President Donald Trump has claimed the US is winning the worsening trade war with China and that his tariffs on imports will help reduce the US national debt, firing back a day after Beijing threatened retaliatory tariffs on $60bn of imports from the US.
“Tariffs are working big time,” Mr Trump wrote on Twitter on Sunday. The day before he had said China was “doing poorly against us” and tariffs “are really hurting their economy”.
The president also compared the fall in China’s stock market to the US’s recent strong performance, arguing that trade tariffs imposed by his administration had led to steel plants reopening across the US.
On Friday, the Chinese stock market lost its place as the world’s second biggest after it was overtaken by Japan for the first time in almost four years. Chinese stocks have lost $2.29tn in value since their high in January, falling 27 per cent over eight months. The fall reflects investor anxiety over the trade dispute with the US, as well as worries about China’s expanding debt pile and slowing economic growth.
On Saturday, Mr Trump incorrectly claimed the 27 per cent fall had happened in the past four months.
He also said the imposition of tariffs would enable the US to start paying down “large amounts” of the country’s public debt pile. On Sunday he tweeted that “because of Tariffs we will be able to start paying down large amounts”.
However, US government debt held by the public is projected by the Congressional Budget Office to grow from 76.5 per cent of gross domestic product last year to 96.2 per cent in 2028, as deficits swell because of Republican-led tax cuts and rising public spending.
Customs duties were a tiny share of US government revenue last year, raising only $35bn, or 0.2 per cent of gross domestic product, according to CBO projections that predicted $38bn of revenue this year. Those estimates do not include the imposition of new tariffs, for example, on steel and aluminium imports. But they come in the context of deficits that the CBO said in April were on course to hit $1tn a year by 2020.
Diane Swonk, chief economist at Grant Thornton, said revenue from tariffs was “pretty small” and that any positive effects on revenue would be countered by the damage tariffs do to economic growth. “They also encourage retaliation which damages US business as well,” she added.
Concerns over short-term growth have led China’s leadership to signal its intention to stimulate the economy through looser monetary policy. The Chinese economy expanded at its weakest pace since 2016 in the second quarter, and most economists expect further deceleration.
On Friday, Beijing threatened to impose new tariffs on $60bn worth of imports from the US, saying Washington had created an “emergency situation” for China through its proposal to raise the rate of threatened tariffs on $200bn of Chinese exports to 25 per cent, up from 10 per cent. The US tariffs could take effect next month. China’s commerce ministry said on Friday that “the implementation and date of [Chinese] tariffs will be decided by US actions”.
With no sign that either side is willing to back down, the chances of an all-out trade war between the world’s two largest economies looks increasingly likely. The International Monetary Fund and others have warned this could derail global growth.
China’s new tariff list threatens a 25 per cent tariff on liquefied natural gas, a potential blow to US LNG companies, for whom China is the third-largest export market.
Since the outbreak of trade hostilities between the two countries China has targeted politically sensitive US exports that are made in Mr Trump’s voter heartlands. In response, the US president has had to pledge $12bn in aid to support farmers hit by China’s previously announced retaliatory tariffs. Last week he was criticised by business and farm groups for announcing further tariffs.
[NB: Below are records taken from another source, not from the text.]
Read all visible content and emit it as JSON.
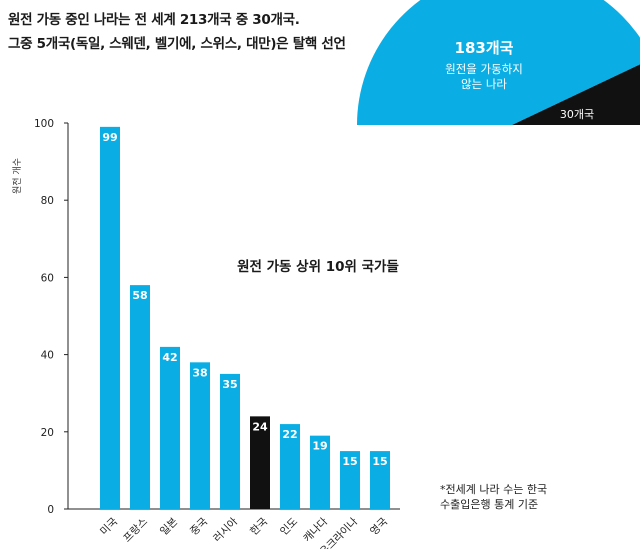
{
  "headline": {
    "line1": "원전 가동 중인 나라는 전 세계 213개국 중 30개국.",
    "line2": "그중 5개국(독일, 스웨덴, 벨기에, 스위스, 대만)은 탈핵 선언"
  },
  "pie": {
    "total_countries": 213,
    "segments": [
      {
        "label": "183개국",
        "sublabel_1": "원전을 가동하지",
        "sublabel_2": "않는 나라",
        "value": 183,
        "color": "#0aaee4"
      },
      {
        "label": "30개국",
        "value": 30,
        "color": "#111111"
      }
    ]
  },
  "chart_data": {
    "type": "bar",
    "title": "원전 가동 상위 10위 국가들",
    "ylabel": "원전 개수",
    "ylim": [
      0,
      100
    ],
    "yticks": [
      0,
      20,
      40,
      60,
      80,
      100
    ],
    "grid": false,
    "categories": [
      "미국",
      "프랑스",
      "일본",
      "중국",
      "러시아",
      "한국",
      "인도",
      "캐나다",
      "우크라이나",
      "영국"
    ],
    "values": [
      99,
      58,
      42,
      38,
      35,
      24,
      22,
      19,
      15,
      15
    ],
    "colors": [
      "#0aaee4",
      "#0aaee4",
      "#0aaee4",
      "#0aaee4",
      "#0aaee4",
      "#111111",
      "#0aaee4",
      "#0aaee4",
      "#0aaee4",
      "#0aaee4"
    ]
  },
  "note": {
    "line1": "*전세계 나라 수는 한국",
    "line2": "수출입은행 통계 기준"
  }
}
China’s tariff list also includes duties on aircraft, agricultural goods, chemicals and medical supplements.
The two sides have already imposed tariffs on $34bn worth of one another’s exports. Beijing’s Friday announcement brings the value of trade threatened by Chinese tariffs to $110bn, compared with $130bn worth of goods that China imported from the US last year. The US is targeting $250bn worth of Chinese imports, out of a total of $505bn in 2017. Because of the US’s large trade deficit with China, the US has more leeway to announce tariffs on other types of products imported from China.
Only hours before the latest Chinese tariff threat on Friday, Wang Yi, Chinese foreign minister, met Mike Pompeo, US secretary of state, in Singapore on the sidelines of an Association of Southeast Asian Nations meeting.
“We have reached agreement on the broad direction,” Mr Wang told state media. “With the prerequisite of equal treatment and mutual respect, we are willing to resolve these issues through negotiations with the US.”